Emergency Response Symposium

This morning I attended the Emergency Response Symposium at Dalhousie University. The symposium addressed "emergency response to disasters (e.g. earthquakes, fires, floods, ice storms, epidemics) that require coordination of diverse resources distributed in time and space, where decisions have to made with limited information." Dr. Mark Elmore of Oak Ridge National Laboratory was there presenting.

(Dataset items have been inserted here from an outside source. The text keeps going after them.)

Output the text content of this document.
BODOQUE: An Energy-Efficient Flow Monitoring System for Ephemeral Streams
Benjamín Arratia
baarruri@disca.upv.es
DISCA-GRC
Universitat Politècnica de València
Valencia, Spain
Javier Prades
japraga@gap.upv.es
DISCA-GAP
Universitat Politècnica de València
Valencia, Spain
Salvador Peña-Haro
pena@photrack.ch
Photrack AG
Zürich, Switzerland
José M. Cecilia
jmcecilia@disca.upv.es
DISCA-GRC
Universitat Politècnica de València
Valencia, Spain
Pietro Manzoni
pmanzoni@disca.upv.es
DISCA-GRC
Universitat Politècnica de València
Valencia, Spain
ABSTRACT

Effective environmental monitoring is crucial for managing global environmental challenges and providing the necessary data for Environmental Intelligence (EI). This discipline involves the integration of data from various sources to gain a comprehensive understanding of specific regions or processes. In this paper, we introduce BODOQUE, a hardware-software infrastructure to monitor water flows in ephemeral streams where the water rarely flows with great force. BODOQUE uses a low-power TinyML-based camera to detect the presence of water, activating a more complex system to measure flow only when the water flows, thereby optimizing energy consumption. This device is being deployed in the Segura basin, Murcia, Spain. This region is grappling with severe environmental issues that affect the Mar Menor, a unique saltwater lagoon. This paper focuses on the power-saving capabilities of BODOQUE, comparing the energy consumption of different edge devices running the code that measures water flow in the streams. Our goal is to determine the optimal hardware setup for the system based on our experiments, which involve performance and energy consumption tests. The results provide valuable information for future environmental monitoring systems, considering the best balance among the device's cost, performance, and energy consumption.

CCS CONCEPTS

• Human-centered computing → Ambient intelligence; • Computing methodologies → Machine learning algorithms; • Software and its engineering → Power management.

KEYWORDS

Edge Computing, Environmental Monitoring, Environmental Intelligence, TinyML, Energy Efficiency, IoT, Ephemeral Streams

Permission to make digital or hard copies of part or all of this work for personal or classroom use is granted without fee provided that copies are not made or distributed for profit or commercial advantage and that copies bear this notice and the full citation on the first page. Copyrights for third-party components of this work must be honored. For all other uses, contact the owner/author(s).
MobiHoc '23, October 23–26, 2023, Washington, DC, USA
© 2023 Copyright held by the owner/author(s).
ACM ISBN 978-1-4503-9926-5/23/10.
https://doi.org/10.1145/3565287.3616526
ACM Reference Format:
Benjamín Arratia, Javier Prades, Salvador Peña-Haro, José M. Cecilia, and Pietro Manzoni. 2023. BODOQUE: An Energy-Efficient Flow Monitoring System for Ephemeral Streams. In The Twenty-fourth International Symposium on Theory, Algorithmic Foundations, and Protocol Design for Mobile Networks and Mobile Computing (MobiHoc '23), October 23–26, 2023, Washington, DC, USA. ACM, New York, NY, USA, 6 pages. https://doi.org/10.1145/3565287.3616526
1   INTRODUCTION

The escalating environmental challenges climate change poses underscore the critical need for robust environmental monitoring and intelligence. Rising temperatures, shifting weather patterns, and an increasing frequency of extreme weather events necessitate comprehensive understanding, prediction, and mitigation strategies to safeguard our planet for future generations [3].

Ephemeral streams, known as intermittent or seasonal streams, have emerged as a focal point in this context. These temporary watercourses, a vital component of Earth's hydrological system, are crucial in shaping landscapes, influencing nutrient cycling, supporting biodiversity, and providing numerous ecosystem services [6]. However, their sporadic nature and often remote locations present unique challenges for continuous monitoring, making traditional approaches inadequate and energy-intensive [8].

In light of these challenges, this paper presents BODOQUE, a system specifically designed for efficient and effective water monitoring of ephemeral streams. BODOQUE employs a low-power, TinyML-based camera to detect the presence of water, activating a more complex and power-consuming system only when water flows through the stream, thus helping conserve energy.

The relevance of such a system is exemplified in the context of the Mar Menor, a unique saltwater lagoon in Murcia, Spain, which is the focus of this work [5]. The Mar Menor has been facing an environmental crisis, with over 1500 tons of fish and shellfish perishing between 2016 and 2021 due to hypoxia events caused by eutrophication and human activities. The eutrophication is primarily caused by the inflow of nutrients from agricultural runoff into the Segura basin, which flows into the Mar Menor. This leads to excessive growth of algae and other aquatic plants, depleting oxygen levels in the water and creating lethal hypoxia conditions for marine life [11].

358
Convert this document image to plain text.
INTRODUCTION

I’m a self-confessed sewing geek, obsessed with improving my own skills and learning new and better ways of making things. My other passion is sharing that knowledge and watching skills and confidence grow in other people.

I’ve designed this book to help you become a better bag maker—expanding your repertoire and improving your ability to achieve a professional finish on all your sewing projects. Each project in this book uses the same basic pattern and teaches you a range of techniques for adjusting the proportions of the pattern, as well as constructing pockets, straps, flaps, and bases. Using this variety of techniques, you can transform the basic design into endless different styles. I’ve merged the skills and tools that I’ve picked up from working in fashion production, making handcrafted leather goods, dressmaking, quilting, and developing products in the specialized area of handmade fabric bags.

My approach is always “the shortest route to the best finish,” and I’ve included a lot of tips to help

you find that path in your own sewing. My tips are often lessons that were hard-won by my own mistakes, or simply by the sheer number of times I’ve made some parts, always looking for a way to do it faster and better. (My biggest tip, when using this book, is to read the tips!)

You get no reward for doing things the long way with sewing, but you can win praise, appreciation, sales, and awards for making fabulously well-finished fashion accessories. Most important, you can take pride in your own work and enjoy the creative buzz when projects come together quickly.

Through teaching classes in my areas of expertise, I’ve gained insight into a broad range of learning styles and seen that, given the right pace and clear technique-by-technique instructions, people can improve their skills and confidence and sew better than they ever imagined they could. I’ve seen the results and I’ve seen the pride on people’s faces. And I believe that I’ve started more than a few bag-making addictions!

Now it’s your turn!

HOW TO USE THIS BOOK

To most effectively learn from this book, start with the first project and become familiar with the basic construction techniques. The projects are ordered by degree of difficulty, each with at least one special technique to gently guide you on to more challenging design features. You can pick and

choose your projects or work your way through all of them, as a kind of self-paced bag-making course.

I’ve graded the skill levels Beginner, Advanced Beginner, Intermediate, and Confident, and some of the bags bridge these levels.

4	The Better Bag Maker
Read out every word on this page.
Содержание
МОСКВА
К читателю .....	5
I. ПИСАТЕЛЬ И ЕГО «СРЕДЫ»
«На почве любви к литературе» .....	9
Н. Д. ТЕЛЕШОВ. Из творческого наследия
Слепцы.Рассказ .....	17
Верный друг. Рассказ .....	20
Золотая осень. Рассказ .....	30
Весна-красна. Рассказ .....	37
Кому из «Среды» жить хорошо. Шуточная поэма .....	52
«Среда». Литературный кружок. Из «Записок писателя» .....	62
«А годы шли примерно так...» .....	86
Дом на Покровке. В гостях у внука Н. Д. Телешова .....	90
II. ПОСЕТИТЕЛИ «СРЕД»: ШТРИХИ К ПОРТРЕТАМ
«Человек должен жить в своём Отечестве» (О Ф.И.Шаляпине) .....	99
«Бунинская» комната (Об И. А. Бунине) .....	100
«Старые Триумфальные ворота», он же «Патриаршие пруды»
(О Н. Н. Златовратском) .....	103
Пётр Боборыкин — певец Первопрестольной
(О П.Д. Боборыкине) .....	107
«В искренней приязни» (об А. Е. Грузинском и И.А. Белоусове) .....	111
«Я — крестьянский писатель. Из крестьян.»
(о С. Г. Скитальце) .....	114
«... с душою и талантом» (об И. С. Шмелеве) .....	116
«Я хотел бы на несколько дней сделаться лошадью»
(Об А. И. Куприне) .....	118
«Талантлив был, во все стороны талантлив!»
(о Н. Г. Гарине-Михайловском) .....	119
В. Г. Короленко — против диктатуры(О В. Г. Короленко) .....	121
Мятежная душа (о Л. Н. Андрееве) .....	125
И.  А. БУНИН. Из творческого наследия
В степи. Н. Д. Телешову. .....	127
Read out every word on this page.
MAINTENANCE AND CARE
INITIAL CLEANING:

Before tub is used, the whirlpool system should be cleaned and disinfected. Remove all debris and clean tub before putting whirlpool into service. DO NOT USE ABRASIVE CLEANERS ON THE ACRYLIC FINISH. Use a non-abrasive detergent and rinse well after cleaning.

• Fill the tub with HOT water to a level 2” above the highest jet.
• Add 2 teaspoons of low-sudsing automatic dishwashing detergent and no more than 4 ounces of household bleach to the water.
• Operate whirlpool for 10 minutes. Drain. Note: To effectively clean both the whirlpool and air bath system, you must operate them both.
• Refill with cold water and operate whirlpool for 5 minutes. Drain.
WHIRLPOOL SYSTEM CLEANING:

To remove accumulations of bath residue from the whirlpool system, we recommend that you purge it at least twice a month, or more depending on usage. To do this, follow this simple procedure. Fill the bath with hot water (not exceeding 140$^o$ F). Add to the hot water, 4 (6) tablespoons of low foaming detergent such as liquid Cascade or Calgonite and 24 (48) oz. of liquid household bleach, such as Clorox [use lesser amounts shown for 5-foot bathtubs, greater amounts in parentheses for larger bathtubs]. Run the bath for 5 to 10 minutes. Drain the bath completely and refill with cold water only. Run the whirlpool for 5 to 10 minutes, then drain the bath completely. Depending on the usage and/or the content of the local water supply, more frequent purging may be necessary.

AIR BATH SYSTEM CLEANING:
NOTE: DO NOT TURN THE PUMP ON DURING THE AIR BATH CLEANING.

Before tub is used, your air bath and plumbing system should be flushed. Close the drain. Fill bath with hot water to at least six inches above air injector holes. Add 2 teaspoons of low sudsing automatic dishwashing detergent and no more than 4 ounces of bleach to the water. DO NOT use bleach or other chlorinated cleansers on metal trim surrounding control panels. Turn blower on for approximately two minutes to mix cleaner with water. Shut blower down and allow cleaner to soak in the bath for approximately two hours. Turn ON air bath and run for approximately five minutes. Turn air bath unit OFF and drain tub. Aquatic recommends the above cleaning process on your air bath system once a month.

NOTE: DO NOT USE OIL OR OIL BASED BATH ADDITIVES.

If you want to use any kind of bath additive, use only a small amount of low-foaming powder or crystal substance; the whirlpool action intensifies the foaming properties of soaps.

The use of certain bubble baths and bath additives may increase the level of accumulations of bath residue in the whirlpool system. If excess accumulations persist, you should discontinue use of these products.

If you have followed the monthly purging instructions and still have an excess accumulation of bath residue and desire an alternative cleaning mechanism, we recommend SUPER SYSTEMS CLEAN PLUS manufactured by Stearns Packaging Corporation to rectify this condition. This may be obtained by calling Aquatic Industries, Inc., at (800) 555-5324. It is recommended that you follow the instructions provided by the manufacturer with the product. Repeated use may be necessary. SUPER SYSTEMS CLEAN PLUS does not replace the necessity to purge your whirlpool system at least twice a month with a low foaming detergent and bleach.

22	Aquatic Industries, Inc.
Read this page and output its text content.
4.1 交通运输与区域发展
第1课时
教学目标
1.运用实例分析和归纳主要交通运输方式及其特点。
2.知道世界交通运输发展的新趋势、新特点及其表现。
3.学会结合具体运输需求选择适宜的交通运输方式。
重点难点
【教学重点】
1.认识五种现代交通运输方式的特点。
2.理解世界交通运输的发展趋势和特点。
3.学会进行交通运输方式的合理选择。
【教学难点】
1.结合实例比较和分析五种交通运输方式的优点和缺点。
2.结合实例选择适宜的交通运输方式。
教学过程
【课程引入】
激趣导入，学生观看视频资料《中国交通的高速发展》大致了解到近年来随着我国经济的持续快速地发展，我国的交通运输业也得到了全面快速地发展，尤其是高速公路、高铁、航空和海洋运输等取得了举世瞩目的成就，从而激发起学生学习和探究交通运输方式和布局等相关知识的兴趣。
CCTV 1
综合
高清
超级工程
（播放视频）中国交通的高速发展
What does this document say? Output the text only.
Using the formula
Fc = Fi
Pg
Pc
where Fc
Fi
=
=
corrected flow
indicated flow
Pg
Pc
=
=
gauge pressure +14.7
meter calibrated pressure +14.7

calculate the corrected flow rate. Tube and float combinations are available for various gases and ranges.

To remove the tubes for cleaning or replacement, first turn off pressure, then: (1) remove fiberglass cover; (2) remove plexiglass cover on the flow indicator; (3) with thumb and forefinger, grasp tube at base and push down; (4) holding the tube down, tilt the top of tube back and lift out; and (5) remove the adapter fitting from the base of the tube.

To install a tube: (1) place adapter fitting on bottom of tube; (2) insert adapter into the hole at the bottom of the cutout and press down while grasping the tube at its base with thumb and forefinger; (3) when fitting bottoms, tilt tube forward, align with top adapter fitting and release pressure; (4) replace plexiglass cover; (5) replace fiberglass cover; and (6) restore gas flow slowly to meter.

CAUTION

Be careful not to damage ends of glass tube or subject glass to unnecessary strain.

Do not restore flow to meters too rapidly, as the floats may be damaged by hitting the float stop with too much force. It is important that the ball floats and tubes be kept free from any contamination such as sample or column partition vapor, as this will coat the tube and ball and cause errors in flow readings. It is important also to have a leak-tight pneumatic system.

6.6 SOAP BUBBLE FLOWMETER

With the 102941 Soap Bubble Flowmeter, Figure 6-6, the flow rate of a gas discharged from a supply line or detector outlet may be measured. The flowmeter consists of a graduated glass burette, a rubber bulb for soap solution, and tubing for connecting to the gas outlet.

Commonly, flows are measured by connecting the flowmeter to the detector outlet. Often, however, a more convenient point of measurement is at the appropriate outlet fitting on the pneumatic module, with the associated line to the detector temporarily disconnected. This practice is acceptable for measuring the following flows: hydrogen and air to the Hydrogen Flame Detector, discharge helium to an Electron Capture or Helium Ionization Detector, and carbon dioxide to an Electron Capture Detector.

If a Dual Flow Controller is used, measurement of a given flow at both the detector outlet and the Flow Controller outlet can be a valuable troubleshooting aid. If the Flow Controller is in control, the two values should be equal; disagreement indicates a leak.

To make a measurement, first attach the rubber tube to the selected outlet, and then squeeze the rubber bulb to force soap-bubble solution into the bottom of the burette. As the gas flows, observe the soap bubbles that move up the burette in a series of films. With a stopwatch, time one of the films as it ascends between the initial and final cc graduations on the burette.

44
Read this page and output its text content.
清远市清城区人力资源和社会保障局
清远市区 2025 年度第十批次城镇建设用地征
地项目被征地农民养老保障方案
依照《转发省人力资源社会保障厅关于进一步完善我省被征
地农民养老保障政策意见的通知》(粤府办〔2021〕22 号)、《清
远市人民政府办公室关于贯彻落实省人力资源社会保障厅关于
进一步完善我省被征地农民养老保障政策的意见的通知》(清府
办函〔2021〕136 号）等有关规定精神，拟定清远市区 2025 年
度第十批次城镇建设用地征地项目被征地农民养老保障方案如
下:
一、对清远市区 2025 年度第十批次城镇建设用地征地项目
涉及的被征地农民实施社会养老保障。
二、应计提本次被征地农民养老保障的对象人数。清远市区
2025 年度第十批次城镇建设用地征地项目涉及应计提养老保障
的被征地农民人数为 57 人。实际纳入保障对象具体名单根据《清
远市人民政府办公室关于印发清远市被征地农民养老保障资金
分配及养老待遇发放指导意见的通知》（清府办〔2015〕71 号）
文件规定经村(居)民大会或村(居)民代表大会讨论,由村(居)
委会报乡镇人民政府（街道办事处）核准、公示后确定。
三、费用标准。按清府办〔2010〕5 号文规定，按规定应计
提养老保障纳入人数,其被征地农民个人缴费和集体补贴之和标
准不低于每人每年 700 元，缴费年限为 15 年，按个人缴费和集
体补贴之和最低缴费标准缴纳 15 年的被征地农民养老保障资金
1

The first thing I noticed, was that the room was split between university academics (professors, Ph.D students) and actual disaster response people (Halifax Fire Response, RCMP, Joint Task Force). I got the impression there was a total disconnect between what the two groups were saying. The academics were talking pure theory (graph, data, matrices, analysis) and the disaster guys were talking about reality (gut feeling, life, death, response time). Let's just say, there is a lot to be said for applied-knowledge vs pure-theory. Here are some of the key points I took away:

  • A really fast search doesn't help you, if it gives you the wrong results. When response time is so critical, having the wrong data at the wrong time is matter of life and death.
  • Past data can be used to make better decisions in future, but how do you capture 'gut feeling' of a fire fighter that prevents him from going into a room on fire? How can this knowledge be applied to an algorithm for better decision making? Or does this decision need to be left in the hands of the user?
  • A big challenge is getting past information like building layouts and maps, combined that with real-time data like weather and position of response teams, and render in 'no user manual required' interface to allow fast decision making. Response teams don't have time to analyze charts or graphs.
  • There is a major problem with data lost when someone retires or quits. Imagine a firefighter retiring after 30 years, all that field experience is lost. How can it be captured? How can it be re-applied to make better decisions in the future?
  • How can crowd data be verified? In mission critical data, someone needs to be accountable when lives are lost, can we hold the crowd liable?
  • Public vs Private. There are cases like fires, where public data of the crowd can be used to help make better decisions. One recent example was the Halifax Fire, where Twitter was on fire with activity. But there are private cases like with the military, where public data is not accessible. How can similar decisions be made without access to this public data?

1 comments:

Andrew Turner said...

There will be CrisisCamp June 13 & 14 (with an Ignite CrisisCamp (bad name?) the night of June 12) in Washington DC.

The goal is to help unite these various discussions. And not just between academics and responders - but also local, national, and international; responders, developers, citizens, government, academics; slow- and fast- response, rebuilding, identification, prevention, and awareness.